With a particular religion, and perversions of it, grabbing the headlines today, one might wonder, Is one religion better than another?

For clarity on this subject, I look to the Vedic literature and teachers who adhere to its authority. When citing the Vedic scriptures, however, we face a challenge: people generally fail to see a cohesive message in the tradition’s wide array of teachings. Srila Jiva Goswami, one of the most prominent early theologians in the line of Chaitanya Mahaprabhu, argues powerfully in his Tattva-sandarbha for the ultimate authority of the Srimad-Bhagavatam. In doing this, he follows the example of Lord Chaitanya, who promoted the Bhagavatam as “the spotless Purana” and quoted it extensively in His teachings. Also, one of the Bhagavatam’s introductory verses characterizes the Bhagavatam as “the ripe fruit of the tree of the Vedic literature.”

The Bhagavatam (1.2.6) addresses the question of religious hierarchy:

sa vai pumsam paro dharmo
yato bhaktir adhokshaje
ahaituky apratihata
yayatma suprasidati

“The supreme occupation [dharma] for all humanity is that by which men can attain to loving devotional service unto the transcendent Lord. Such devotional service must be unmotivated and uninterrupted to completely satisfy the self.” The Bhagavatam doesn’t say that the highest religion (dharma) is Hinduism or Christianity or any other faith tradition. It says that the highest religion is one that leads to pure devotion to God.

Srila Prabhupada often clarified that the word dharma, translated in the Bhagavatam verse above as “occupation” and often translated as “religion,” is not a kind of faith. Different religious traditions profess different beliefs, and a person’s faith may change, but dharma is the eternal occupation of the soul, our true self.

One of the characteristics of para dharma, or “supreme occupation,” is that it is unmotivated. A religion that encourages its followers to ask God to fulfill their desires is not on the highest level. Like other scriptures, the Vedic scriptures contain such encouragement, but it is meant for people in the early stage of their relationship with God. As children, we routinely ask our parents for things, but as we mature, the relationship changes, and we want to serve them out of love.

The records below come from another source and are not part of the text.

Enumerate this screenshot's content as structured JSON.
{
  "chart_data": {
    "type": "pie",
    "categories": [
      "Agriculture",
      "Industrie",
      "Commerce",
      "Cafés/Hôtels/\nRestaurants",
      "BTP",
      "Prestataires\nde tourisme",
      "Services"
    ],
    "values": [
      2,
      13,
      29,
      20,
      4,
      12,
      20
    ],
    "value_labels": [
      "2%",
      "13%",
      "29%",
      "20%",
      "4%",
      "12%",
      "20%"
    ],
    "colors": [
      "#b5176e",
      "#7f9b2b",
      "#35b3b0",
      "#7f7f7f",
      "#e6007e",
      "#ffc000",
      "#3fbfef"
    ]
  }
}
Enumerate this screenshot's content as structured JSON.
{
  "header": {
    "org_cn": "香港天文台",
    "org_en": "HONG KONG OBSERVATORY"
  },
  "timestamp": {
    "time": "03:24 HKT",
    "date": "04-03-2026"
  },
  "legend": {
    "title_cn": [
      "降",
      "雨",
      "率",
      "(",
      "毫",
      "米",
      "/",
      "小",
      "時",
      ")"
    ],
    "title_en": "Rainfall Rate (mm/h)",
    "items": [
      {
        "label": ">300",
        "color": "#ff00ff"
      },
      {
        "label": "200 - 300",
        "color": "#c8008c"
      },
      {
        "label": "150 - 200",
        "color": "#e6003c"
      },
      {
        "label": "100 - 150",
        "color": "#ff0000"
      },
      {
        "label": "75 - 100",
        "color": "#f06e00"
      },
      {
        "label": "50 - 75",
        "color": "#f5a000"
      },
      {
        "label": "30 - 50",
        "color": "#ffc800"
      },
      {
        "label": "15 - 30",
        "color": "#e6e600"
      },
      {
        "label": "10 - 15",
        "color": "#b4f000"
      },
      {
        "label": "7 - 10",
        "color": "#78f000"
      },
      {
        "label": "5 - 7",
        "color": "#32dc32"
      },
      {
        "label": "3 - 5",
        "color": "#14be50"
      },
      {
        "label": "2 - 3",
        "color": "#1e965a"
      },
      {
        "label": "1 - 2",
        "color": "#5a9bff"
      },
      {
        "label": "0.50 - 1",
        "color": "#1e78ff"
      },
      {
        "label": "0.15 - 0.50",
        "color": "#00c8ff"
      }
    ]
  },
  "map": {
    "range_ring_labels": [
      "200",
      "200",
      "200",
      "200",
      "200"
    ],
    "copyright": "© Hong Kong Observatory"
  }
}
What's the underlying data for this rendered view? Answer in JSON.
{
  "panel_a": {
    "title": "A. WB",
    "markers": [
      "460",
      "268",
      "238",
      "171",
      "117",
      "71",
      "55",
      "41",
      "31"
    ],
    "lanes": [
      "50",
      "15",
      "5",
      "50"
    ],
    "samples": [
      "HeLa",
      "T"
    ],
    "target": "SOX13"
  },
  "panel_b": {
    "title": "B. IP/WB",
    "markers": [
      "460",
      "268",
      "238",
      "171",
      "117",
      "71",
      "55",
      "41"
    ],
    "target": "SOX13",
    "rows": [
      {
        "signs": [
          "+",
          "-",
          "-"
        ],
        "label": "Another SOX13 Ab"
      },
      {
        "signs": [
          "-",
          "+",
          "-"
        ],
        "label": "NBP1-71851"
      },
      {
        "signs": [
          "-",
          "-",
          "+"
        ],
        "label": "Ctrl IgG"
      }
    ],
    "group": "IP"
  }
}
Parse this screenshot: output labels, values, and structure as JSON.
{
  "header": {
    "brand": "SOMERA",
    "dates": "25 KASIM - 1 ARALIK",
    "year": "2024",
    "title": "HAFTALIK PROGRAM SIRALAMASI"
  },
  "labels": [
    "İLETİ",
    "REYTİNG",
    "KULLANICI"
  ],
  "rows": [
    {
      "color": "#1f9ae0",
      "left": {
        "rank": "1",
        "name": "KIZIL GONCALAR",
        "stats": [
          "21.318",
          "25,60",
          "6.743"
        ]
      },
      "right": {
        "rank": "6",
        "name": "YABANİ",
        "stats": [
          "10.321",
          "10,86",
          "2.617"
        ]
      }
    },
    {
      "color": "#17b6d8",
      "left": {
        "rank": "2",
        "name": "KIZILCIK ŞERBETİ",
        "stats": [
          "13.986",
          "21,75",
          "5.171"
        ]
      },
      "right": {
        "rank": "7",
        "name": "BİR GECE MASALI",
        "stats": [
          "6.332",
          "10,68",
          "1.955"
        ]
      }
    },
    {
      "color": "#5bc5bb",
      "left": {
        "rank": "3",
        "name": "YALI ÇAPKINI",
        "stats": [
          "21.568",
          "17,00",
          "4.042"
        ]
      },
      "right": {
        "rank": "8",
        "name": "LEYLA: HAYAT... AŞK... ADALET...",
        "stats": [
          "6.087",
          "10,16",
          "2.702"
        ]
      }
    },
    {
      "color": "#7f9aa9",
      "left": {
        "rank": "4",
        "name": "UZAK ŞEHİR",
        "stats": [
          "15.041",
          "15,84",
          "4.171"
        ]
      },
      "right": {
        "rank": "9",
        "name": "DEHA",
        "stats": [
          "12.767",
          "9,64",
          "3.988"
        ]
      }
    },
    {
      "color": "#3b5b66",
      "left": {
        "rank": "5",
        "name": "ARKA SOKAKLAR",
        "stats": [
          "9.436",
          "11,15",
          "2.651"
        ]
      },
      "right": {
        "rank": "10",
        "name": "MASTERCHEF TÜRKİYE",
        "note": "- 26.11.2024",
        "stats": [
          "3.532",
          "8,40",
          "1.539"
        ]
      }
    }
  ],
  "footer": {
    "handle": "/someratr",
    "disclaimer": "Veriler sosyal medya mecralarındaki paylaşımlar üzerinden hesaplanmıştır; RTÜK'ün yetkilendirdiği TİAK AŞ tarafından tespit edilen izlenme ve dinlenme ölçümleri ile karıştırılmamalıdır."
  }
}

In considering this point, we find a good example of something Lord Krishna implies to Arjuna in the Bhagavad-gita (13.5). When the Vedic scriptures say something, the statement is backed up by reason. The Bhagavatam says that the highest occupation (or religion) is devotion to God, and that makes sense. If God exists – as most people throughout history have presumed – then we must be in some kind of relationship with Him. Fear or anger or even hatred might characterize our side of the relationship. But if we accept that God is a person filled with infinite love – another conclusion most people arrive at – then relating to Him with love seems the most sensible approach, and the one most likely to please Him.

The other characteristic of para dharma mentioned in the Bhagavatam is “uninterrupted.” The highest religion is to always love and serve God, despite obstacles or a seeming lack of reciprocation from Him. Sri Chaitanya Mahaprabhu, who taught and exemplified pure love for God, wrote, “He is completely free to do anything and everything, for He is always my worshipable Lord, unconditionally.” Such a sentiment stands far above that of those whose “religious” acts are driven by selfish motives, even at the cost of violence to God’s other children.